Climbing into the carriage was similar. The gap between the steps and the platform was considerable and the steps into the carriage very steep. A lady, who tried to heave up her cases before us, fell backwards and was supported by many hands to prevent worse happening. I heaved our two cases up into the carriage and was K.O. for the next half hour. I thanked my swimming training for my strong back and muscular arms. How one manages it without this preparation I don’t know. In the compartment there was not enough room. The cases had to go high over my head, but despite my strength, I did not succeed in heaving a third of my weight over my own head. I wasn’t the only one and therefore the journey was not really comfortable, because the cases took up space and were simply an inconvenience. Perhaps the constructors of the future generation of carriages look at real life. When changing, the scene with the cases repeated itself each time.
Even more arduous was the return journey.

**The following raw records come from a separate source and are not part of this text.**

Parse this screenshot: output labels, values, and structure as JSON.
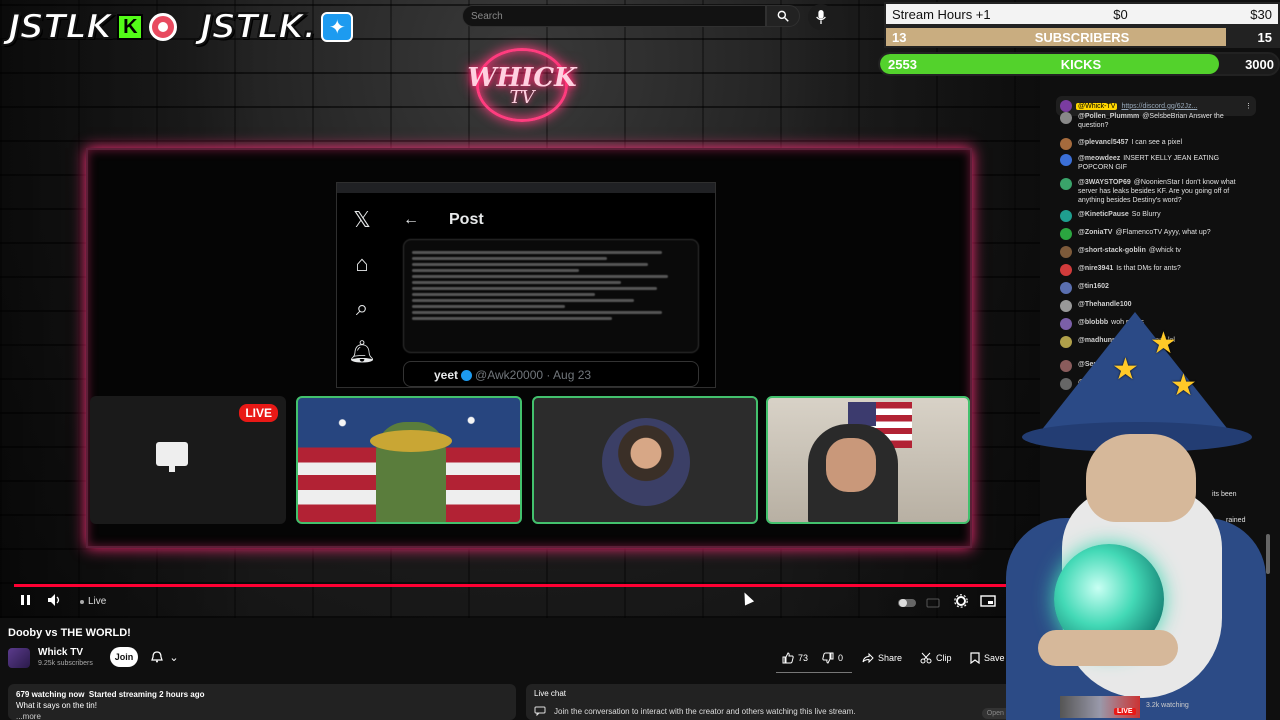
{
  "overlay": {
    "logo_left": "JSTLK",
    "logo_right": "JSTLK.",
    "neon_logo_line1": "WHICK",
    "neon_logo_line2": "TV",
    "stream_hours_label": "Stream Hours +1",
    "stream_hours_mid": "$0",
    "stream_hours_goal": "$30",
    "subscribers_current": "13",
    "subscribers_label": "SUBSCRIBERS",
    "subscribers_goal": "15",
    "subscribers_progress": 0.867,
    "kicks_current": "2553",
    "kicks_label": "KICKS",
    "kicks_goal": "3000",
    "kicks_progress": 0.851,
    "live_badge": "LIVE"
  },
  "search": {
    "placeholder": "Search"
  },
  "x_post": {
    "header": "Post",
    "author": "yeet",
    "handle_time": "@Awk20000 · Aug 23"
  },
  "player": {
    "live_label": "Live"
  },
  "video": {
    "title": "Dooby vs THE WORLD!",
    "channel_name": "Whick TV",
    "channel_subs": "9.25k subscribers",
    "join_label": "Join",
    "likes": "73",
    "dislikes": "0",
    "share_label": "Share",
    "clip_label": "Clip",
    "save_label": "Save",
    "watching": "679 watching now",
    "started": "Started streaming 2 hours ago",
    "description": "What it says on the tin!",
    "more": "...more"
  },
  "live_chat": {
    "heading": "Live chat",
    "prompt": "Join the conversation to interact with the creator and others watching this live stream.",
    "open_panel": "Open panel",
    "pinned_author": "@Whick-TV",
    "pinned_link": "https://discord.gg/62Jz...",
    "messages": [
      {
        "author": "@Pollen_Plummm",
        "text": "@SelsbeBrian Answer the question?",
        "color": "#888"
      },
      {
        "author": "@plevancl5457",
        "text": "I can see a pixel",
        "color": "#a56b3d"
      },
      {
        "author": "@meowdeez",
        "text": "INSERT KELLY JEAN EATING POPCORN GIF",
        "color": "#3b6fd6"
      },
      {
        "author": "@3WAYSTOP69",
        "text": "@NoonienStar I don't know what server has leaks besides KF. Are you going off of anything besides Destiny's word?",
        "color": "#3aa36a"
      },
      {
        "author": "@KineticPause",
        "text": "So Blurry",
        "color": "#1f9e8f"
      },
      {
        "author": "@ZoniaTV",
        "text": "@FlamencoTV Ayyy, what up?",
        "color": "#2ba640"
      },
      {
        "author": "@short-stack-goblin",
        "text": "@whick tv",
        "color": "#7d5a3a"
      },
      {
        "author": "@nire3941",
        "text": "Is that DMs for ants?",
        "color": "#d13b3b"
      },
      {
        "author": "@tin1602",
        "text": "",
        "color": "#5a6fb0"
      },
      {
        "author": "@Thehandle100",
        "text": "",
        "color": "#999"
      },
      {
        "author": "@blobbb",
        "text": "woh pixels",
        "color": "#7b5fa8"
      },
      {
        "author": "@madhunnebe",
        "text": "its so small lol",
        "color": "#b0a04a"
      },
      {
        "author": "@Senpat",
        "text": "7",
        "color": "#8a5c5c"
      },
      {
        "author": "@Ov",
        "text": "",
        "color": "#666"
      }
    ],
    "partial_1": "oney",
    "partial_2": "its been",
    "partial_3": "rained"
  },
  "bottom_strip": {
    "live_badge": "LIVE",
    "watching": "3.2k watching"
  }
}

One can’t just buy a train ticket and climb into any long distance train, but one buys a ticket for a specific train at a specific time. I also wanted to reserve a seat, but there were none left. Naively I assumed that there will be enough seats. After all the computer knows from where all the people are travelling. But unfortunately that was not so. Apart from the difficult climb into the train with the two cases – but there I was already mentally prepared and after a week’s sailing well trained – it turned out that all the seats, and I mean all, were reserved. For the cases, again room had been planned high under the carriage ceiling and there was no room to stand in the narrow corridor. The next four hours were quite eventful. Now at last I realised, why, when I bought the tickets, I was sold a cheap ticket. The others had a seat. I had saved 6 Euro unwillingly. That was really NOT worthwhile and if I had understood, I would never have done it.
We wandered through the train and everywhere it was the same, right through to the last carriage, half of which was reserved for bicycles. We sat down there next to the bicycles. We weren’t the only ones, but a small camp had built up there with many children. For the next four hours it was anything but boring and quiet. The toilet was at the end of this carriage and so someone was always climbing over our feet and even the conductor stood painfully on my foot with his 130 kg.
But our suffering had not yet come to an end. In the train the air conditioning was not working and the windows could not be opened. It was suffocating. Thank God we were in the far north with temperatures of about 20 degrees and not in Greece with up to 40 degrees.
There was also nothing to buy, because in the restaurant car the electricity was also not working. We were very happy that we were carrying the half-empty bottle of water. Climbing up, once again the same drama with our heavy cases and the nightmare was over.